Bürûc Sûre-i Şerifi: Göklerde Yazılan Azametli Gerçekler
YEREL GÜNDEM / TÜRKİYE
Zalimlerin şaşaalı saltanatlarına karşı Allah’ın adaletle yazdığı ebedi hesap: Bürûc Sûre-i Şerifi.
Kur'ân-ı Kerim'in 85. sûre olan Bürûc Suresi, göklerin ve yeryüzünün sonsuz kudret sahibi olan Allah’ın, zalimlerin zulmüne maruz kalan mü’minleri nasıl bir adalet terazisiyle tartacağını hatırlatan çarpıcı mesajlarla doludur. Süre, “Yemin olsun burçlarla dolu göğe…” diyerek başlar ve insanoğlunun göremediği ama mutlaka gerçekleşecek bir hesap gününe dikkat çeker.
Ashab-ı Uhdûd: Tarihin karanlığında yanan iman ateşi
Sürede, “Ashab-ı Uhdûd” olarak anılan zalim bir topluluk anlatılır. Yemen'de Miladi 4. yüzyılda geçtiği rivayet edilen bu hadisede, Yahudi kıral Zû Nüvâs tarafından Necran'da yaşayan Hıristiyan mü’minler, sırf Allah’a inandıkları için kazılan hendeklere atılıp yakılırlar. Bu vahşetin seyircileri ise zalimlerden başkası değildir. Kur'ân bu tüyler ürpertici tabloyu şöyle tasvir eder: "Onlar o ateşin başına oturmuş, mü'minlere yaptıkları işkenceyi keyifle seyrediyorlardı."
Zulme Sessizlik, Şahide Şeref Değildir
Surenin ilk ayetlerindeki yeminler, Allah’ın hesap gününe dair hatırlatmasıdır. "Şahitlik eden ve hakkında Şahitlik edilen” vurgusuyla, her insanın amel defterine yazılanların, yarın şahitleşilecek gerçekler olduğu ifade edilir. Bugün zalime sessiz kalan, yarın mazluma niçin sessiz kaldığının hesabını verecektir.
Zulme Karşı Duranların Ödülü: Cennet
Bürûc Suresi'nde zalimlerin sonu cehennem azabı olarak bildirilirken, imanı uğruna bedel ödeyenlerin ödülü ise ırmaklar altından akan cennetlerdir.

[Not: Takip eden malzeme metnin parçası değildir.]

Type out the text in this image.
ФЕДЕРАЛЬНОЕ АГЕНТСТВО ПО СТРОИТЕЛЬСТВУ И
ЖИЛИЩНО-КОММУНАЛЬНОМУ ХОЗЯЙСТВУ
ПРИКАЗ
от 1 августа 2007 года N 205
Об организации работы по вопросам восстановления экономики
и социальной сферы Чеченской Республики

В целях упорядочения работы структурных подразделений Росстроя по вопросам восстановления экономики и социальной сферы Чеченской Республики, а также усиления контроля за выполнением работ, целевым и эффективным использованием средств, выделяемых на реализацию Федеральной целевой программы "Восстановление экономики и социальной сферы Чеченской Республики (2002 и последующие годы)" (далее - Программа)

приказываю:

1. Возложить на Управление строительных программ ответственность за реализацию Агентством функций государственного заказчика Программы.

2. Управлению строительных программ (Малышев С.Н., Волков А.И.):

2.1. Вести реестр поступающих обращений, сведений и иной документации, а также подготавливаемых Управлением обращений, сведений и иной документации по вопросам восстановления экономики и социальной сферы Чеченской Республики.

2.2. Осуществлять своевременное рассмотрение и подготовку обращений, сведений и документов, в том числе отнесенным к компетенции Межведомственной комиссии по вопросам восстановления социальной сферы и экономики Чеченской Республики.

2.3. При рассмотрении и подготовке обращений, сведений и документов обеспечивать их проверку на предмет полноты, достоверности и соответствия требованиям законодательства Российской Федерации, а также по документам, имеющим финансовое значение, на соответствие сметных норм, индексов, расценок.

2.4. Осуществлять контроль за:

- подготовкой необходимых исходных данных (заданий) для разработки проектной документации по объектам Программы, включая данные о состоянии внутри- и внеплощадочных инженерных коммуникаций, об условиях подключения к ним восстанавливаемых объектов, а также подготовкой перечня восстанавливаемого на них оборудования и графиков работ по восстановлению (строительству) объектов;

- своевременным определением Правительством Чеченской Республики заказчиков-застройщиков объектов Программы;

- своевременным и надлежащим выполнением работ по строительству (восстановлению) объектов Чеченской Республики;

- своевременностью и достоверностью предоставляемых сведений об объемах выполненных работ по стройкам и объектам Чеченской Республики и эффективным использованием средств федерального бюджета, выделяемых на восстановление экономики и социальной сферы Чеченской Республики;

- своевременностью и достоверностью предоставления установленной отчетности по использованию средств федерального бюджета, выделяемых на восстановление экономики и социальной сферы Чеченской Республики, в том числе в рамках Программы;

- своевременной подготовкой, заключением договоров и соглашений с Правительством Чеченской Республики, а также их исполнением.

Bu, Allah’ın iman eden kullarına verdiği sözdür. Ve bu vaat, Firavun’un, Semûd'un ve Ashab-ı Uhdûd’un akıbetinden ibret alınması gereken bir hatırlatmadır.
Allah’ın Vedûd ve Ğafûr İsimleriyle Tebessüm Eden Ölümler
Sürede Allah’ın "Ğafûr" (bağışlayan) ve "Vedûd" (seven, sevilen) isimleri zikredilir. Allah, dostlarını sever, onların çilesini rahmete dönüştürür. Hz. Ebubekir'in hastalığında tebessüm ederek, "Doktor geldi, bana 'Ben dilediğimi yaparım' dedi" sözleriyle ölümü kucaklaması, bu muhabbetin bir tecellisidir.
Kur’an’ın Şerefi: Levh-i Mahfuz’daki Korunmuş Gerçek
Surenin son ayetlerinde Bürûc Suresi'nin de içinde yer aldığı Kur’an-ı Kerim’in Levh-i Mahfuz’da korunduğu belirtilir. Yani Kur’an, sözlerin en yücesidir. Yalanlayıcılar dilediğini söylesin, onun hakikati asla zarar görmez.
Netice: Bu bir tarih anlatısı değil, Şimdi’nin uyarısıdır
Bürûc Suresi, yalnızca gecelerde okunup geçilecek bir dua metni değil, bugünün zalimlerine, sessizlerine, mazlumlarına ve sabredenlerine gönderilmiş İlahi bir beyannamedir. Rabbimizin Şehîd ismiyle zulmü kayda aldığına, Vedûd ismiyle mazluma yakın olduğuna ve Batşış ismiyle zalimi mutlaka yakalayacağına iman etmek, Bürûc Suresi'ni anlamak demektir.